Bershadski's father was a Greek Orthodox priest, while his great-grandfather on his mother's side, Kovalevski, was a hetman of the Cossacks. The Cossack traditions of his family found expression in prejudice against the Jews. He states, in his autobiographical notes, how in his childhood he learned of the horrors of the times of Bohdan Khmelnytsky in connection with the "homicidal Jews." From the old blind bandore-player (bandurist) at the fairs, from the reaper in the field, and from the peasant girls at the spinning-wheel on long winter evenings, he had heard the same tale of the Jew as "the defiler of the sanctuary." This incited him to make a study of the Jewish question. "I started," he declares, "as a confirmed Jew-hater." His Jewish colleagues at the university remember how he used to threaten them, saying, "Wait, some day I will expose you!" He went to the Archives and there began to search for material for his threatened exposures.

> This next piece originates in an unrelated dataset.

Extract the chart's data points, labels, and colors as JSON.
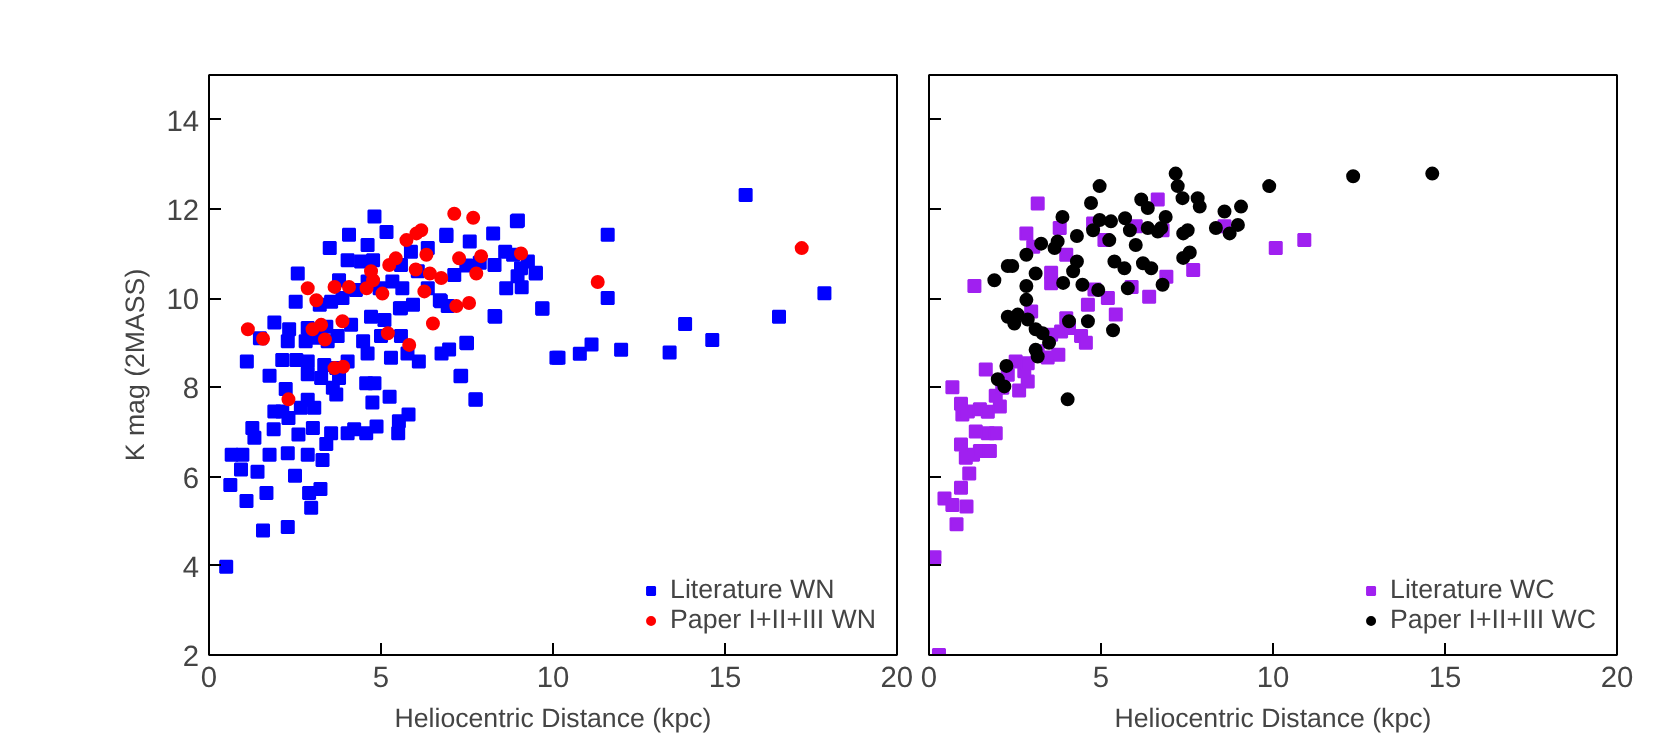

The result was his work, Opyt Novoi Postanovki Nyekotorykh Voprosov po Istorii Yevreistva v Polshye i Litvye, on some questions concerning the history of the Jews in Poland and Lithuania. This appeared in the Yevreiskaya Biblioteka. The result of further researches appeared soon after in the Voskhod, and in the Russki Yevrei, both of them Jewish publications. Bershadski became closely connected with Jewish topics, and most readers of these periodicals thought Berskadski was Jewish. Bershadski was a pioneer in recording a history the Jews in Lithuania. Soon afterward appeared his principal work, "Dokumenty i Regesty," etc., containing about 700 original documents and records from the early period of Jewish settlement in Lithuania, 1388–1569. About the same time he published his "History of the Lithuanian Jews." Though this work covers a period of only two hundred years, it endeavors to depict the entire course of Lithuanian-Jewish history.

==Works==

His published works are:

- "Litovskie Yevrei, Istoriya ikh Yuridicheskavo i Obshchestvennavo Polozheniya v Litvye," St. Petersburg, 1883, being a history of the legal and social conditions of the Jews at Lithuania in 1388-1569
- "Dokumenty i Regesty k. Istorii Litovskikh Yevreyev," St. Petersburg, 1882, bearing upon the history of the Jews in Lithuania
- "A. E. Rebichkovich, Podskarbi Velikavo Knyazhestva Litovskavo," Kiev, 1888
- "Yevrei Korol Polski," St. Petersburg, 1890, concerning a Jew king of Poland.

Many articles on Jewish-Polish and Jewish-Lithuanian history in the periodicals were contributed by him in "Yevreiskaya Biblioteka," "Voskhod," "Russki Yevrei," and other periodicals.